Roush's inspiration came from wearing headphones at work to drown out the foot traffic. She says the contest challenged her design skills.

"Not only is it about sound, duh, which is not easily expressed visually, but I love NPR," she says.

More than 150 design submissions were voted on by over 80,000 viewers in Threadless' online design community. At first, Roush thought her winning was a hoax.

Credit Jessica Roush/threadless.com
Roush's early sketches of her winning T-shirt design

"I really didn't believe it until I got the prize package in the mail a week later," she says.

But Roush is no beginner to design; she earned a double degree in textile technology and art and design at North Carolina State. Her work is seen on products sold at one of the country's biggest retailers, Kohl's.

Her graphic designs and painted illustrations appear on household items, ranging from bedding to dinnerware to seasonal decorations sold in the stores.

"Sometimes it's a surprise event...you come in the stores and you see something you (designed) a year before," Roush says. "You see the process from where you began to the final product. It's pretty cool."

Having studied the "science of retail," she knows what colors, prints and shapes are most appealing to consumers. That knowledge likely helped her win the NPR contest, which she says she entered as a "liberating" exercise outside the office.
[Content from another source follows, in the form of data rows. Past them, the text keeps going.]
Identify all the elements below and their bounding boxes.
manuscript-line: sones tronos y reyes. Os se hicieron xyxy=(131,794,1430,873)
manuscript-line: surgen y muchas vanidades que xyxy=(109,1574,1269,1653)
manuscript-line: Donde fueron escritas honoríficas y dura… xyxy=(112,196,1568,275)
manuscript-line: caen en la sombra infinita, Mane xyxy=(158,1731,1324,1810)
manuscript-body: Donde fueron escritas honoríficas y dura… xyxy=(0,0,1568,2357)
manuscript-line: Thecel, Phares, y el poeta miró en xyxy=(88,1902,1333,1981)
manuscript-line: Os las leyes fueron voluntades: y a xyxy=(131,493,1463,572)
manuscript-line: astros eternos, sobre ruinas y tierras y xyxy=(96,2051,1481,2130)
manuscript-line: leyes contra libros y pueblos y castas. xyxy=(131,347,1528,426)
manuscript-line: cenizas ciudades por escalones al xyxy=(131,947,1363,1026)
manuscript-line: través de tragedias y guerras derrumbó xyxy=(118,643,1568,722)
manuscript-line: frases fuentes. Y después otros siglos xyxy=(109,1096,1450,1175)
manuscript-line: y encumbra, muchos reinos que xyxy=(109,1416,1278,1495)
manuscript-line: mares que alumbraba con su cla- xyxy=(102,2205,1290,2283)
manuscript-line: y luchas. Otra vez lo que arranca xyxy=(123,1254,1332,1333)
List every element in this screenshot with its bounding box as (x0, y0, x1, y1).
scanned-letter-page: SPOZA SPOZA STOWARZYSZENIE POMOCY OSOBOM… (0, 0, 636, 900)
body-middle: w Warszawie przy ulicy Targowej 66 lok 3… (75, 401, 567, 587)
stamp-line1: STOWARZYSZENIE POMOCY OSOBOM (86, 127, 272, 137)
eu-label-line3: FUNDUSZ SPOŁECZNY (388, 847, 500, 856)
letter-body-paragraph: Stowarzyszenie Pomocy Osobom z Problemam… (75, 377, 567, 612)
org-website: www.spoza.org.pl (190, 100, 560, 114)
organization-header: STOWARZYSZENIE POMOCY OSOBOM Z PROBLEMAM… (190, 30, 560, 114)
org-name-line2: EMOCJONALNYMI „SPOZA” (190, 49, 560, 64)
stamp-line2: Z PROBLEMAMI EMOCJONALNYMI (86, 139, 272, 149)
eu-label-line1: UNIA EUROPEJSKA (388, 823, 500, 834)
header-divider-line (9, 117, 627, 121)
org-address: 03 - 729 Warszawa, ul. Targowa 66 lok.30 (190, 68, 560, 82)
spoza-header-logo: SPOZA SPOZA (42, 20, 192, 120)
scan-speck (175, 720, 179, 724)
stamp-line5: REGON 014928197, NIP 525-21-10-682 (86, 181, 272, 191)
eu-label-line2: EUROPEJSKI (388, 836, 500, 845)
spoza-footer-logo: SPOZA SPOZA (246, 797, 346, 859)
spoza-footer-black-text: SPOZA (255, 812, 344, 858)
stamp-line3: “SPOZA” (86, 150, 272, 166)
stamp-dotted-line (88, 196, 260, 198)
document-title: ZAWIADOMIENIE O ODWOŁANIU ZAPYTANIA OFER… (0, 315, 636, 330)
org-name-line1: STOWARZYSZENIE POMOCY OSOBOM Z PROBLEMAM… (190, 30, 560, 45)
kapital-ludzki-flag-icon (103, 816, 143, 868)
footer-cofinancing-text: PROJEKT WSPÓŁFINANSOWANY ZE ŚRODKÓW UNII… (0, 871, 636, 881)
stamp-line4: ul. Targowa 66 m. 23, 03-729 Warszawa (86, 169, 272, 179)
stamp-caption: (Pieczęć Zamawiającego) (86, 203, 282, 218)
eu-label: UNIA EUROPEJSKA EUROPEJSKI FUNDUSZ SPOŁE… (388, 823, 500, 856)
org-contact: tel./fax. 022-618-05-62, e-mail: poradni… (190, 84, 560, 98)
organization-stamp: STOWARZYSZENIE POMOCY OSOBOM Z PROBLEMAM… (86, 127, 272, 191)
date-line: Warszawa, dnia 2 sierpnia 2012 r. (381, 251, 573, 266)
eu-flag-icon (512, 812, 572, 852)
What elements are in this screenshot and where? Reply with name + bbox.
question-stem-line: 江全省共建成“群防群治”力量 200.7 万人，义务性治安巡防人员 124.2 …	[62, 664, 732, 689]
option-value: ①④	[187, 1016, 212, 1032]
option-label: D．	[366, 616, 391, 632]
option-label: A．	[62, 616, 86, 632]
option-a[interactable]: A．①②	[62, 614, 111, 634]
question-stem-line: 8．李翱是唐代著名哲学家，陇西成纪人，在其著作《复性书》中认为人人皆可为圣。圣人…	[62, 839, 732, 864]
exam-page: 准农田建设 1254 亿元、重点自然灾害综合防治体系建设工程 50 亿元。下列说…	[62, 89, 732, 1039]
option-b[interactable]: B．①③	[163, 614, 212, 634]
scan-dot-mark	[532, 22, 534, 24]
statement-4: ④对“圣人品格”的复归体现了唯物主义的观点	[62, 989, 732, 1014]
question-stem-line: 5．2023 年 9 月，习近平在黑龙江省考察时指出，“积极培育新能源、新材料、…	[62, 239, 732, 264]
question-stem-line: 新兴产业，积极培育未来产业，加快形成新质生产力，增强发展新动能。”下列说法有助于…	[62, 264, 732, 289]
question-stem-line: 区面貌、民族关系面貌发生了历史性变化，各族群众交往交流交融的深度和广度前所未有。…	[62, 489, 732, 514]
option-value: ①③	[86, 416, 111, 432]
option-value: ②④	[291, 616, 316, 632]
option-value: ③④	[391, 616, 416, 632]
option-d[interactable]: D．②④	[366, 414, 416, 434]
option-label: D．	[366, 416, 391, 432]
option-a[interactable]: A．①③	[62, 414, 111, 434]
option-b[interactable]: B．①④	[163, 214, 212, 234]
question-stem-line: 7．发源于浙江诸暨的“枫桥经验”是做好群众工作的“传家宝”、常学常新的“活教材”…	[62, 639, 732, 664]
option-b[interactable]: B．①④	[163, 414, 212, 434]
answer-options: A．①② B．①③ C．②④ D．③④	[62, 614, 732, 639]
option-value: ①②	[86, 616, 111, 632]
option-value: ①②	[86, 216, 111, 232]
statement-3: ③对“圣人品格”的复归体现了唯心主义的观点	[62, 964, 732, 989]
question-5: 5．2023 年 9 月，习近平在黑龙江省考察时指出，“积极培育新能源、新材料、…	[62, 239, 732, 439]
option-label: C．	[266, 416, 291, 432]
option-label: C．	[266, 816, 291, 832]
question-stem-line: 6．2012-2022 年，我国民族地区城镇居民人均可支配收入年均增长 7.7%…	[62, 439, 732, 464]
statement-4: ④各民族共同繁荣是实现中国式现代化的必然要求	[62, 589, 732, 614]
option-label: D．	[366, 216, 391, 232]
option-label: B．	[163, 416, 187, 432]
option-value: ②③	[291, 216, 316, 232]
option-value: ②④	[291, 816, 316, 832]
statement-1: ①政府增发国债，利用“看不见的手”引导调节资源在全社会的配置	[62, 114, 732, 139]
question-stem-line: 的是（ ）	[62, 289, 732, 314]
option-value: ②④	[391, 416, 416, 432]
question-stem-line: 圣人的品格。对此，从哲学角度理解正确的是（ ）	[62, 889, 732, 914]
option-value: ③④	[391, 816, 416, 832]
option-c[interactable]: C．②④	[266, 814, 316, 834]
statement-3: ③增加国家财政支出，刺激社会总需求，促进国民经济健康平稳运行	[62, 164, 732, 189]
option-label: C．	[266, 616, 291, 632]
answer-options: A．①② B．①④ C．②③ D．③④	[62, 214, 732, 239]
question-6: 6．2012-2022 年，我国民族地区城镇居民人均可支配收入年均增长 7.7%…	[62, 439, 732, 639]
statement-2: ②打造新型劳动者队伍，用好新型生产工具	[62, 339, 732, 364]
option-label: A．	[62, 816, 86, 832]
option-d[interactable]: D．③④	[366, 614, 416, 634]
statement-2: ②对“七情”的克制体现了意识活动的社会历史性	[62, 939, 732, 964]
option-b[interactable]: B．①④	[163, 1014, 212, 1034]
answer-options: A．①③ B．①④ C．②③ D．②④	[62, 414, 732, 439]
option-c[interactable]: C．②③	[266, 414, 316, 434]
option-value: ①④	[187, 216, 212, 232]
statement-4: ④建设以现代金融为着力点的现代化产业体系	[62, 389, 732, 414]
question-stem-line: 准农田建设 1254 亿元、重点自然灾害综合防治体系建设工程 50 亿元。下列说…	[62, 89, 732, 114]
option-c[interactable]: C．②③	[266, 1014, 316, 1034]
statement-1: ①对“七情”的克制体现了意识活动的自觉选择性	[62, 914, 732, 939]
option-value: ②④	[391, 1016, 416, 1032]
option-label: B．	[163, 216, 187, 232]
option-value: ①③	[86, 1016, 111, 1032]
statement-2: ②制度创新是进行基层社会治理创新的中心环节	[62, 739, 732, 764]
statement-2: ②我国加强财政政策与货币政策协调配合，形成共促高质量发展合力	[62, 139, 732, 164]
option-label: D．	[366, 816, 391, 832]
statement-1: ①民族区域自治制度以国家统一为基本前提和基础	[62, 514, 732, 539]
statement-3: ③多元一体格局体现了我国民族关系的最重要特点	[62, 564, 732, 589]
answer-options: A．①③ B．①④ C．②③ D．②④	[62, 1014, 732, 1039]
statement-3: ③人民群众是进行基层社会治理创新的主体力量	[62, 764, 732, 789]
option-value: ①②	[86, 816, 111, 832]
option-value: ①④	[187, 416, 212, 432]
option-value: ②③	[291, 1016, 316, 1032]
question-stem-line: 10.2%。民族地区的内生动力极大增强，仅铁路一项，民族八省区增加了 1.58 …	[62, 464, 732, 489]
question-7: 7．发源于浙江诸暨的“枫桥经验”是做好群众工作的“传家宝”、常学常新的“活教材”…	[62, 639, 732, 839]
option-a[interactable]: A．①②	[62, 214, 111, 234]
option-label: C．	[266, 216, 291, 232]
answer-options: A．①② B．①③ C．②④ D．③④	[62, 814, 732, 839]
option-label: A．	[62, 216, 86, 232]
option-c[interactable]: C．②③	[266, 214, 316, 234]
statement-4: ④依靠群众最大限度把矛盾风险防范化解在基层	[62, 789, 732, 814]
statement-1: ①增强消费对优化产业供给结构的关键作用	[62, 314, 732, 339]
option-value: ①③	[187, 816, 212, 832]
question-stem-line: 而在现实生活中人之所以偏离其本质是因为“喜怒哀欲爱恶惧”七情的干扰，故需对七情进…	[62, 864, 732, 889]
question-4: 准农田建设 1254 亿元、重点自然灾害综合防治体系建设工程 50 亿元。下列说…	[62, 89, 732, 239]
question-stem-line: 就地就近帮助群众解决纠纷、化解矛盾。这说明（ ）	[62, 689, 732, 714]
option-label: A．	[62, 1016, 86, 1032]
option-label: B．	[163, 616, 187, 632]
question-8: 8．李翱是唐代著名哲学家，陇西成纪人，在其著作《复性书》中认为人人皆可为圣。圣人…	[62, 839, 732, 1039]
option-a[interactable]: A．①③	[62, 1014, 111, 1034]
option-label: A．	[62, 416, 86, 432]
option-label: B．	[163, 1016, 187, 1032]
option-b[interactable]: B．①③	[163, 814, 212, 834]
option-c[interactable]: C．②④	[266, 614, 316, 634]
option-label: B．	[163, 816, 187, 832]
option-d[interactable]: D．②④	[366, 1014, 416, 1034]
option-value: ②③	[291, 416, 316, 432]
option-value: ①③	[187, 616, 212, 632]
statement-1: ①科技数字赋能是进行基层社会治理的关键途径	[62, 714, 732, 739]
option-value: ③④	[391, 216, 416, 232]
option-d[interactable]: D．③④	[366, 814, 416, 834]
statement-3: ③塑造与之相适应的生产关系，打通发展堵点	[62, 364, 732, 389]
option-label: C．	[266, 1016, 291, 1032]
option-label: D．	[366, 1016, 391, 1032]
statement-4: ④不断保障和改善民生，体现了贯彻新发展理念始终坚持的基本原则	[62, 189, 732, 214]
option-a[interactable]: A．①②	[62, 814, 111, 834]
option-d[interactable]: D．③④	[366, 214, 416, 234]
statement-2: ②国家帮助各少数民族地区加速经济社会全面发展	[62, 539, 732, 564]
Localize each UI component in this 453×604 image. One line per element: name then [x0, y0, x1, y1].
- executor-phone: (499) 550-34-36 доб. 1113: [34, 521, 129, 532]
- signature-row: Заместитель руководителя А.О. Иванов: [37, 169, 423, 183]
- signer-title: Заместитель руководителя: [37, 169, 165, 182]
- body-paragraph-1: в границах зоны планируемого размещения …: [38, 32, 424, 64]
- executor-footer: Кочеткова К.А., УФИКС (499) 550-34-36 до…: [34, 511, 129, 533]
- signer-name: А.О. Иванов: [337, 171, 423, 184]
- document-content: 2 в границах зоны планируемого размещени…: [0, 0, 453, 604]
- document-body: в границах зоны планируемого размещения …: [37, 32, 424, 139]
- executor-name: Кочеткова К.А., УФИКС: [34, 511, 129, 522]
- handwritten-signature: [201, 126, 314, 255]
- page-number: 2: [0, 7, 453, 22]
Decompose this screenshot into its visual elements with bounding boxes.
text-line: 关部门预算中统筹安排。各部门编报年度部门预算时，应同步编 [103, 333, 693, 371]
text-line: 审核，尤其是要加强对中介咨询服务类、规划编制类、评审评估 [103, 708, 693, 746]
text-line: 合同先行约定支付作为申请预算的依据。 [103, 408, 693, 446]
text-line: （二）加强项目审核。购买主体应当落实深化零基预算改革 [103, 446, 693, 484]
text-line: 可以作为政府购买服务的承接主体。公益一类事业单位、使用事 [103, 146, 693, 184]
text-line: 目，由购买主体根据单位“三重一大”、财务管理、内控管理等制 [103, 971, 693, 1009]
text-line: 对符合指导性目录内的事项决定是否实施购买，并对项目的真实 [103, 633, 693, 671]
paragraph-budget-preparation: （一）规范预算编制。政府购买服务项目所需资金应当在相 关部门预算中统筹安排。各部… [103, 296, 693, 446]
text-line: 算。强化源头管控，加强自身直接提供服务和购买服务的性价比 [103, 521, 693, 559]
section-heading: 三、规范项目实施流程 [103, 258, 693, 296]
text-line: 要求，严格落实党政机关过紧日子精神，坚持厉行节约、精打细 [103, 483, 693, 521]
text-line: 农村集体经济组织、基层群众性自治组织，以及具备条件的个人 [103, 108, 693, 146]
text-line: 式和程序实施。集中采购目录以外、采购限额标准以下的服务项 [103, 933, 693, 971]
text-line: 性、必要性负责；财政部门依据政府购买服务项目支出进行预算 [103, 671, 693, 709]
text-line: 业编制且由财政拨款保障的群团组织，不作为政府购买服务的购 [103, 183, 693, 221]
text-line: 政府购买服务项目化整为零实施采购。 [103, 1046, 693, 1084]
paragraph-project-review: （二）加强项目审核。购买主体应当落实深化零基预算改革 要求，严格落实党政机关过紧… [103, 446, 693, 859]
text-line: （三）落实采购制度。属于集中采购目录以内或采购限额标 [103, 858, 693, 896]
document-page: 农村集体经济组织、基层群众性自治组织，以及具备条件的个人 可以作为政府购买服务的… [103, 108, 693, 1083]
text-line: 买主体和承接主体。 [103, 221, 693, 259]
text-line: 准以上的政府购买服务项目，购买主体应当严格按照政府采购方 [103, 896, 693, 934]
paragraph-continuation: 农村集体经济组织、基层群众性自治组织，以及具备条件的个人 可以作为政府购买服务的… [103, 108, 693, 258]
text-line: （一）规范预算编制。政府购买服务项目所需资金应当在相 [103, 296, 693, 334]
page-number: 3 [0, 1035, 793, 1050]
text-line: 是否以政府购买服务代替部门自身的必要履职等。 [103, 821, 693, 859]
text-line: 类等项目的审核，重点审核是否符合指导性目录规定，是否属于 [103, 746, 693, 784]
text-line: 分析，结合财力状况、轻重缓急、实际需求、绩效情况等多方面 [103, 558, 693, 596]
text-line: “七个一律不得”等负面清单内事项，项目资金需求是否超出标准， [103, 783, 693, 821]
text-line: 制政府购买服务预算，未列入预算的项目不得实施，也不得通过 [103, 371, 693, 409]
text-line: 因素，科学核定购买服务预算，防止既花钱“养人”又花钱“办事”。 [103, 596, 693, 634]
"Things get chopped, things get changed at work, and sometimes you get really attached to something, and you just can't help it," she says. "And that's why I got into doing work outside of work, I guess you could say."

In addition to listening to public radio, in her spare time Roush paints, experiments with typography and makes items to sell on Etsy.

"My style is not really specific necessarily, so what I'm inspired by and what interests me seems to change daily," she says.

Even though her designs are decorating homes around the country, she says she's already ordered several of the NPR shirts and is excited to give them out to her family and friends.